When you run a Pro Skiff 17 CC it’ll immediately become apparent why Mako went to all the trouble of designing this relatively complex bottom for a small, relatively inexpensive model line: the ride is nothing short of stellar. Much like a cat, the tunnel compresses an air/water slurry in between the two hulls, cushioning impacts and rendering waves powerless. Also like a cat, handling will take a trip or two to get used to. The boat doesn’t lean out like some twin-hull fishboats, but it doesn’t bank nearly as much as a V-hull, either. And there’s one more running characteristic that sets it apart from catamarans: the boat doesn’t mind being loaded down with weight. A single passenger sitting on the bow can be enough to cause the painful “tunnel-slap” in many small twin-hulled boats (when the flat surface of the top of the tunnel slams against the water), but perhaps thanks to those extra Vs under the deck, the Pro Skiff 17 maintains a soft ride even when fully loaded. Performance, meanwhile, is about what you’d expect from any boat of this size powered with a 60-hp four-stroke. I saw a 25-mph cruise at 4500 rpm and a 35.4-mph top-end.
Don’t let the complexity or the newness of this hull mislead you into thinking that this is an expensive boat. One of the best things about it, in fact, is the price tag: $14,995 will get you the entire package, complete with a trailer. Choose the tiller-steer version with a 25-hp outboard, and the price-point barely breaks $10,000.
There’s only one obvious cost-cutting measure visible on the Pro Skiff 17 CC -- a console that’s roto-molded plastic instead of fiberglass.
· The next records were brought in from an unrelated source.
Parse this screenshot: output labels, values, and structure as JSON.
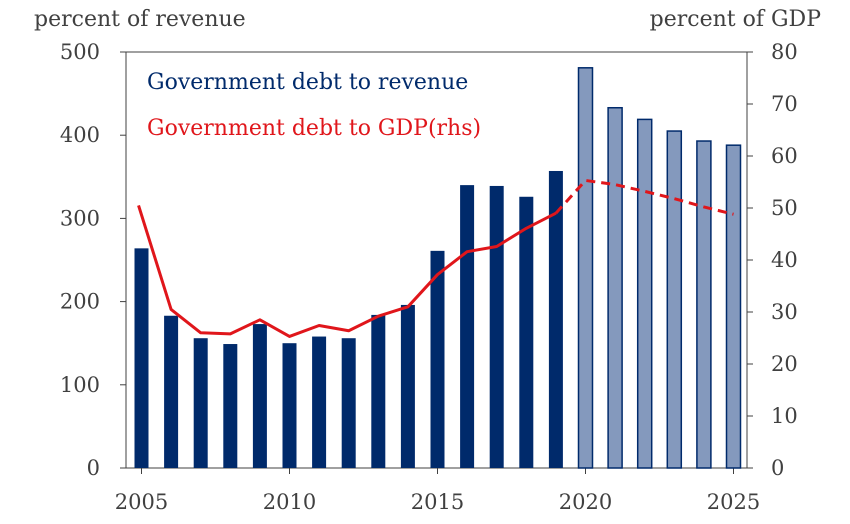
{
  "chart_data": {
    "type": "bar",
    "y_left_label": "percent of revenue",
    "y_right_label": "percent of GDP",
    "x_tick_labels": [
      "2005",
      "2010",
      "2015",
      "2020",
      "2025"
    ],
    "x_ticks": [
      2005,
      2010,
      2015,
      2020,
      2025
    ],
    "y_left_ticks": [
      "0",
      "100",
      "200",
      "300",
      "400",
      "500"
    ],
    "y_right_ticks": [
      "0",
      "10",
      "20",
      "30",
      "40",
      "50",
      "60",
      "70",
      "80"
    ],
    "ylim_left": [
      0,
      500
    ],
    "ylim_right": [
      0,
      80
    ],
    "xlim": [
      2005,
      2025.5
    ],
    "grid": false,
    "legend_position": "top-left",
    "colors": {
      "actual_bar": "#002a6b",
      "projected_bar": "#8499bd",
      "projected_bar_edge": "#002a6b",
      "line": "#e0161b",
      "legend_debt_revenue": "#002a6b",
      "legend_debt_gdp": "#e0161b"
    },
    "series": [
      {
        "name": "Government debt to revenue",
        "axis": "left",
        "x": [
          2005,
          2006,
          2007,
          2008,
          2009,
          2010,
          2011,
          2012,
          2013,
          2014,
          2015,
          2016,
          2017,
          2018,
          2019,
          2020,
          2021,
          2022,
          2023,
          2024,
          2025
        ],
        "values": [
          264,
          183,
          156,
          149,
          173,
          150,
          158,
          156,
          184,
          196,
          261,
          340,
          339,
          326,
          357,
          481,
          433,
          419,
          405,
          393,
          388
        ],
        "projected_from": 2020
      },
      {
        "name": "Government debt to GDP(rhs)",
        "axis": "right",
        "x": [
          2004.9,
          2006,
          2007,
          2008,
          2009,
          2010,
          2011,
          2012,
          2013,
          2014,
          2015,
          2016,
          2017,
          2018,
          2019,
          2020,
          2021,
          2022,
          2023,
          2024,
          2025
        ],
        "values": [
          50.5,
          30.5,
          26,
          25.8,
          28.5,
          25.3,
          27.4,
          26.4,
          29.2,
          31,
          37.2,
          41.6,
          42.6,
          46.1,
          49,
          55.3,
          54.5,
          53.2,
          51.8,
          50.2,
          48.8
        ],
        "projected_from": 2019
      }
    ]
  }
}
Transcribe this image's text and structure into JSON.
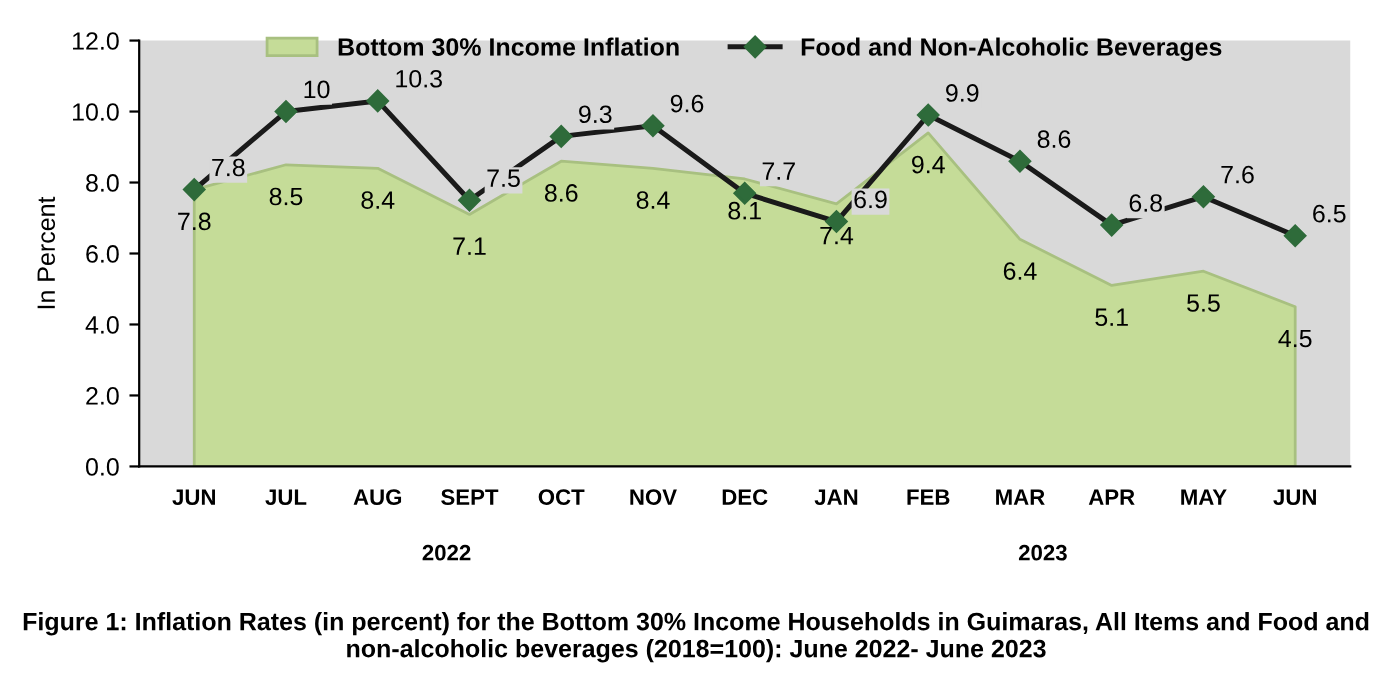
{
  "chart_data": {
    "type": "area",
    "title": "Figure 1: Inflation Rates (in percent) for the Bottom 30% Income Households in Guimaras, All Items and Food and non-alcoholic beverages (2018=100): June 2022- June 2023",
    "ylabel": "In Percent",
    "categories": [
      "JUN",
      "JUL",
      "AUG",
      "SEPT",
      "OCT",
      "NOV",
      "DEC",
      "JAN",
      "FEB",
      "MAR",
      "APR",
      "MAY",
      "JUN"
    ],
    "series": [
      {
        "name": "Bottom 30% Income Inflation",
        "color": "#c5dc98",
        "values": [
          7.8,
          8.5,
          8.4,
          7.1,
          8.6,
          8.4,
          8.1,
          7.4,
          9.4,
          6.4,
          5.1,
          5.5,
          4.5
        ]
      },
      {
        "name": "Food and Non-Alcoholic Beverages",
        "type": "line",
        "color": "#1a1a1a",
        "marker": "diamond",
        "values": [
          7.8,
          10,
          10.3,
          7.5,
          9.3,
          9.6,
          7.7,
          6.9,
          9.9,
          8.6,
          6.8,
          7.6,
          6.5
        ]
      }
    ],
    "annotations": [
      "2022",
      "2023"
    ],
    "ylim": [
      0,
      12
    ],
    "yticks": [
      {
        "value": 0,
        "label": "0.0"
      },
      {
        "value": 2,
        "label": "2.0"
      },
      {
        "value": 4,
        "label": "4.0"
      },
      {
        "value": 6,
        "label": "6.0"
      },
      {
        "value": 8,
        "label": "8.0"
      },
      {
        "value": 10,
        "label": "10.0"
      },
      {
        "value": 12,
        "label": "12.0"
      }
    ],
    "data_labels": true,
    "legend": "top",
    "grid": false
  }
}
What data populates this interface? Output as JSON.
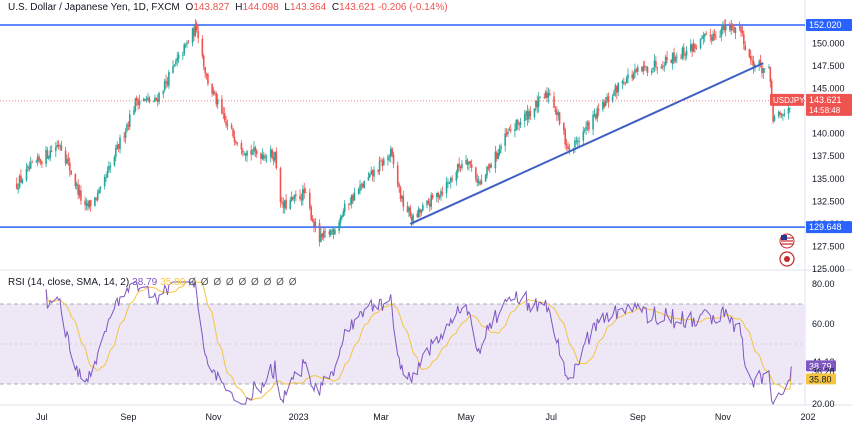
{
  "header": {
    "symbol_title": "U.S. Dollar / Japanese Yen, 1D, FXCM",
    "open_label": "O",
    "open": "143.827",
    "high_label": "H",
    "high": "144.098",
    "low_label": "L",
    "low": "143.364",
    "close_label": "C",
    "close": "143.621",
    "change": "-0.206 (-0.14%)"
  },
  "colors": {
    "up": "#26a69a",
    "down": "#ef5350",
    "level_line": "#2962ff",
    "trend_line": "#3f5fc4",
    "rsi_line": "#7e57c2",
    "rsi_sma": "#f5c542",
    "rsi_band": "#ede7f6"
  },
  "rsi_header": {
    "label": "RSI (14, close, SMA, 14, 2)",
    "value": "38.79",
    "sma_value": "35.80",
    "eye_icons": "Ø Ø Ø Ø Ø Ø Ø Ø Ø"
  },
  "icons": [
    "us-flag-icon",
    "japan-flag-icon"
  ],
  "chart_data": [
    {
      "type": "candlestick",
      "title": "U.S. Dollar / Japanese Yen, 1D, FXCM",
      "x_ticks": [
        "Jul",
        "Sep",
        "Nov",
        "2023",
        "Mar",
        "May",
        "Jul",
        "Sep",
        "Nov",
        "202"
      ],
      "y_ticks": [
        125.0,
        127.5,
        130.0,
        132.5,
        135.0,
        137.5,
        140.0,
        142.5,
        145.0,
        147.5,
        150.0
      ],
      "y_tick_labels": [
        "125.000",
        "127.500",
        "130.000",
        "132.500",
        "135.000",
        "137.500",
        "140.000",
        "142.500",
        "145.000",
        "147.500",
        "150.000"
      ],
      "ylim": [
        124.9,
        152.8
      ],
      "horizontal_levels": [
        {
          "value": 152.02,
          "label": "152.020"
        },
        {
          "value": 129.648,
          "label": "129.648"
        }
      ],
      "trend_line": {
        "from": [
          "2023-03-22",
          130.0
        ],
        "to": [
          "2023-11-30",
          147.8
        ]
      },
      "last_price": {
        "label": "USDJPY",
        "value": "143.621",
        "countdown": "14:58:48"
      },
      "anchors": [
        [
          "2022-06-13",
          134.4
        ],
        [
          "2022-06-22",
          136.0
        ],
        [
          "2022-07-14",
          139.0
        ],
        [
          "2022-08-01",
          131.6
        ],
        [
          "2022-08-12",
          133.5
        ],
        [
          "2022-09-07",
          143.8
        ],
        [
          "2022-09-20",
          143.5
        ],
        [
          "2022-10-20",
          151.9
        ],
        [
          "2022-10-27",
          146.2
        ],
        [
          "2022-11-10",
          140.9
        ],
        [
          "2022-11-25",
          138.0
        ],
        [
          "2022-12-15",
          137.6
        ],
        [
          "2022-12-20",
          131.8
        ],
        [
          "2023-01-05",
          133.4
        ],
        [
          "2023-01-16",
          128.2
        ],
        [
          "2023-01-26",
          129.4
        ],
        [
          "2023-02-06",
          132.5
        ],
        [
          "2023-03-08",
          137.8
        ],
        [
          "2023-03-16",
          132.5
        ],
        [
          "2023-03-24",
          130.5
        ],
        [
          "2023-04-18",
          134.5
        ],
        [
          "2023-05-01",
          137.5
        ],
        [
          "2023-05-11",
          134.3
        ],
        [
          "2023-05-31",
          140.0
        ],
        [
          "2023-06-30",
          144.6
        ],
        [
          "2023-07-14",
          138.0
        ],
        [
          "2023-07-28",
          141.0
        ],
        [
          "2023-08-22",
          146.0
        ],
        [
          "2023-09-15",
          147.8
        ],
        [
          "2023-10-04",
          149.0
        ],
        [
          "2023-10-31",
          151.5
        ],
        [
          "2023-11-13",
          151.8
        ],
        [
          "2023-11-21",
          148.0
        ],
        [
          "2023-12-04",
          146.8
        ],
        [
          "2023-12-07",
          141.7
        ],
        [
          "2023-12-14",
          141.9
        ],
        [
          "2023-12-20",
          143.6
        ]
      ]
    },
    {
      "type": "line",
      "title": "RSI (14, close, SMA, 14, 2)",
      "y_tick_labels": [
        "80.00",
        "60.00",
        "41.12",
        "36.28",
        "20.00"
      ],
      "bands": [
        70,
        30
      ],
      "ylim": [
        20,
        81
      ],
      "series": [
        {
          "values_description": "RSI",
          "last": 38.79
        },
        {
          "values_description": "SMA",
          "last": 35.8
        }
      ],
      "labels_right": [
        "41.12",
        "38.79",
        "36.28",
        "35.80"
      ]
    }
  ]
}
It flexes quite a bit, but it does have an eight-gallon molded-in livewell under a forward seat, plus five vertical rodholders. The bottom line? If you’re looking for a new skiff that epitomizes the best attributes of a cat yet eliminates many of the twin- and tunnel-hull drawbacks, the Pro Skiff 17 CC is a must-see.
Other choices along the same lines: The Twin Vee 17 is the closest cat; Carolina Skiff’s 17 is the closest boat with a traditional hull design.